The Tulsa Fire Department is committed to providing the community with quality fire and life safety service. Recent reductions in funding were forcing the department to review department policies and procedures to seek cost saving measures. One area of concern was a perception of sick leave abuse. The problem was no effort had been made to either document or address the perceived abuse. The purpose of this research was to identify suspected patterns of inappropriate sick leave usage and develop recommendations to address the abuse.

Historical and action research, combined with a review of the available literature, were utilized to answer the following research questions: (a) what are the standards for establishing inappropriate use of sick leave by an employee of a public sector fire department, (b) how have other fire departments or agencies identified specific trends of inappropriate sick leave usage in their organizations, (c) how can patterns of inappropriate sick leave usage be identified in the attendance records of the Tulsa Fire Department, and (d) what policies or procedures have been implemented by other agencies to positively impact inappropriate sick leave usage?

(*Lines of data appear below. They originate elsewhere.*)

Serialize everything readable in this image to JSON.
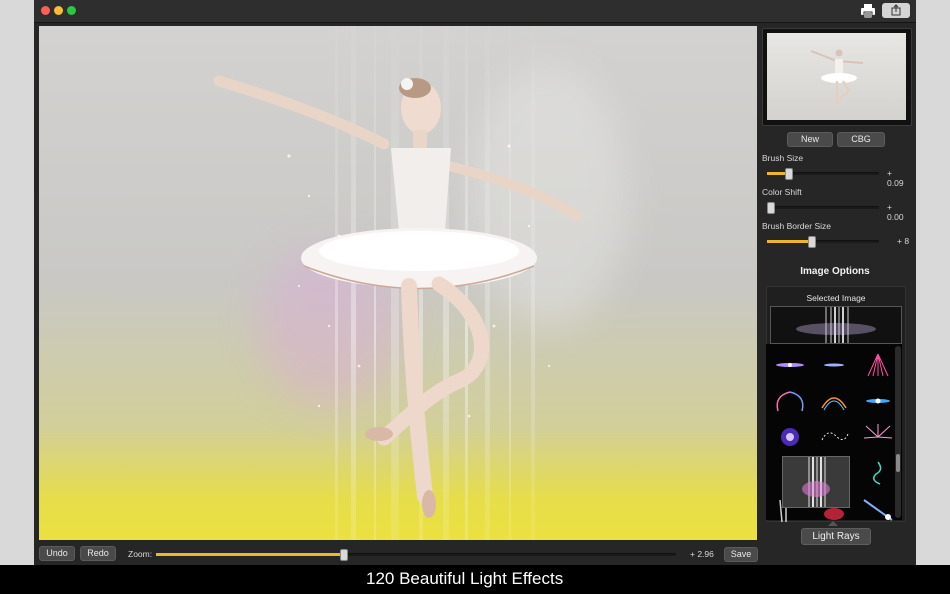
{
  "toolbar": {
    "print_icon": "printer-icon",
    "share_icon": "share-icon"
  },
  "bottom_bar": {
    "undo_label": "Undo",
    "redo_label": "Redo",
    "zoom_label": "Zoom:",
    "zoom_value": "+ 2.96",
    "zoom_fraction": 0.36,
    "save_label": "Save"
  },
  "sidebar": {
    "new_label": "New",
    "cbg_label": "CBG",
    "sliders": [
      {
        "label": "Brush Size",
        "value": "+ 0.09",
        "fraction": 0.19
      },
      {
        "label": "Color Shift",
        "value": "+ 0.00",
        "fraction": 0.0
      },
      {
        "label": "Brush Border Size",
        "value": "+ 8",
        "fraction": 0.39
      }
    ],
    "image_options_title": "Image Options",
    "selected_image_label": "Selected Image",
    "category_label": "Light Rays"
  },
  "caption": "120 Beautiful Light Effects",
  "colors": {
    "accent": "#f0b62b",
    "close": "#ff5f57",
    "minimize": "#febc2e",
    "zoom": "#28c840"
  }
}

The procedures included a review of the published literature addressing sick leave abuse and policy content. Additional information was obtained from Internet sites and interviews with knowledgeable individuals. An external survey was used to collect information about sick leave from fire departments similar to the Tulsa Fire Department. Finally, information learned through the literature review and the external surveys was used to evaluate the electronic leave records of the Tulsa Fire Department.

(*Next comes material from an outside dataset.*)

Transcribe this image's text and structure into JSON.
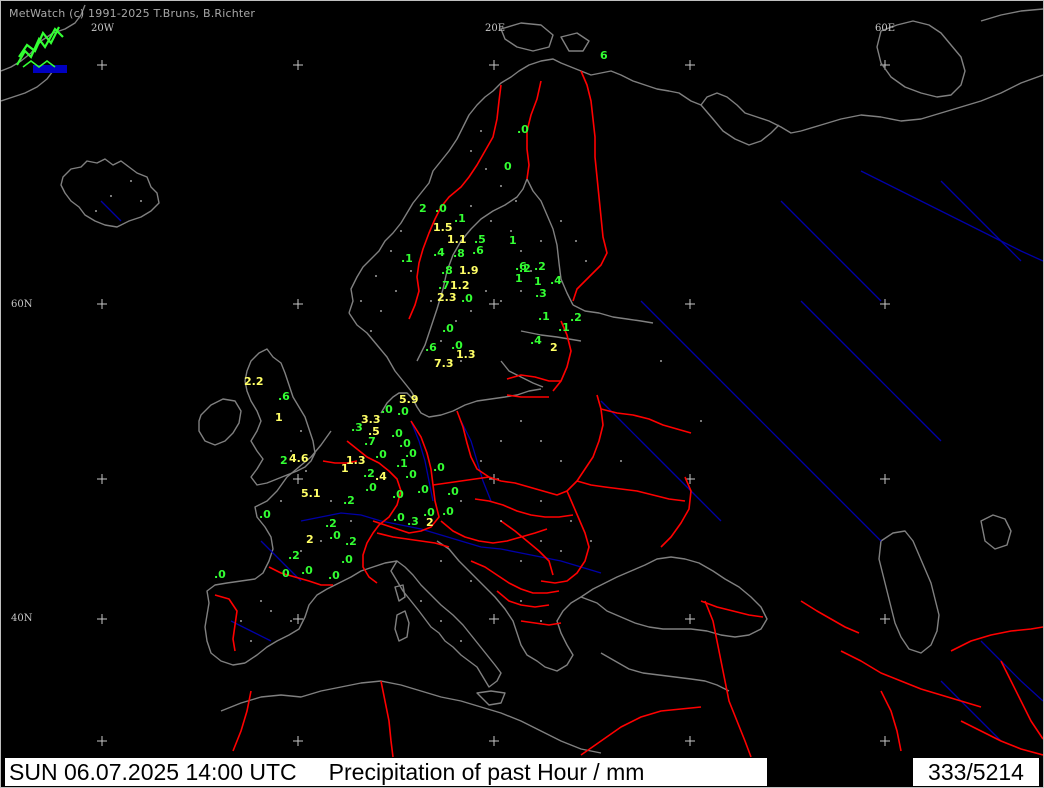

The results from the research included standards for inappropriate sick leave usage are established from the policy itself since sick leave is a benefit and not a mandated right. Results also indicate other researchers used supervisor review, internal and external surveys, and computer analysis to identify specific trends of sick leave abuse. Those identified trends were then used as a guide to evaluate the leave records for the Tulsa Fire Department. The results show Tulsa does have similar trends. Finally, the research provided suggested elements of successful sick leave policies to guide in the improvement of the department's present sick leave policy.

The recommendations from this research are (a) include the front line supervisors in the management and monitoring of the department's sick leave policy, (b) pursue acquiring a sick leave monitoring and recording system capable of providing necessary reports, (c) provide quarterly reports of sick leave usage to supervisors to increase awareness of the sick leave trends, and (d) investigate and implement incentive plans aimed at reducing specific trends of sick leave abuse.